Die Klage hätte - so der 1. Senat weiter - auch in der Sache keinen Erfolg haben können. Entgegen der Auffassung des Verwaltungsgerichts hätten jedoch zwei Wahlfehler vorgelegen. Es handele sich um eine gesetzwidrige Wahlbeeinflussung, wenn die Stadt Böblingen im Oberbürgermeisterwahlkampf ihre Plakatierungsrichtlinie, die den Kandidaten Plakate bis zur Größe DIN A 1 erlaubt, ad hoc dahin ändere, Plakate bis zur Größe DIN A 0 zu gestatten, nachdem der wieder kandidierende Amtsinhaber unter Verstoß gegen die Plakatierungsrichtlinie Wahlplakate mit der Größe A 0 aufgehängt habe. Die Stadt Böblingen habe damit dem amtierenden Oberbürgermeister einen gleichheitswidrigen Vorteil verschafft. Angesichts des offenkundigen Verstoßes gegen die Plakatierungsrichtlinie und im Hinblick auf die Bedeutung des Grundsatzes der Chancengleichheit hätte die Stadt rechtmäßiger Weise dem Oberbürgermeister eine sehr knapp, nach Stunden bemessene Frist zur Entfernung der unzulässigen Plakate setzen und bei deren Ablauf noch vorhandene unzulässige Plakate auf dessen Kosten umgehend entfernen können. Dies hätte eine Verletzung des Gleichheitsgrundsatzes eher minimiert als die vorgenommene Änderung der Plakatierungserlaubnis.

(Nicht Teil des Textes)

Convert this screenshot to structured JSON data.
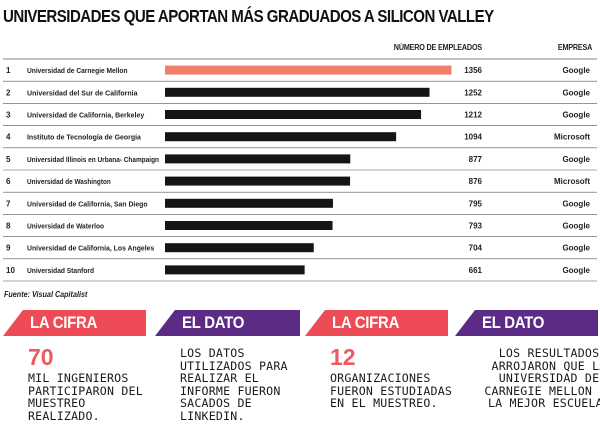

Auch die Mail der Betriebsratsvorsitzenden der Stadtwerke Böblingen sei eine gesetzwidrige Wahlbeeinflussung. Kommunale Bedienstete jedenfalls in Führungspositionen seien bei Äußerungen im Wahlkampf an die Neutralitätspflicht und den Grundsatz der Chancengleichheit gebunden. Dies gelte - trotz der Unabhängigkeit des Betriebsrats - auch für die Betriebsratsvorsitzende der Stadtwerke, da ihre Äußerung als Stellungnahme mit zumindest teilweise amtlichem Charakter wahrgenommen werde. Zudem habe sie sich mit ihrer Mail an alle Mitarbeiter der Stadtwerke des amtlichen Mailverteilers bedient und damit ein Mittel eingesetzt, das dem angegriffenen Bewerber S. nicht zur Verfügung gestanden habe. Die Äußerungen in der Mail seien unzulässig gewesen, da es sich nicht um eine bloße sachbezogene Richtigstellung im Hinblick auf die eigene Tätigkeit bei den Stadtwerken gehandelt habe, sondern angesichts von Stil und Inhalt der Mail um eine allgemeine, warnende Stellungnahme vor der Wahl des Kandidaten S., mithin um eine negativ werbende Wahlkampfäußerung.

Jedoch sei für eine mögliche Ursächlichkeit der beiden Wahlfehler nichts erkennbar. Denn bei der Wahl habe der Gewählte 7361 Stimmen, der damals amtierende Oberbürgermeister 4053 Stimmen, der Kandidat S. 2804 Stimmen, die Klägerin 111 Stimmen und Sonstige 21 Stimmen erhalten.

Der Beschluss vom 2. Mai 2019 ist unanfechtbar (1 S 581/19).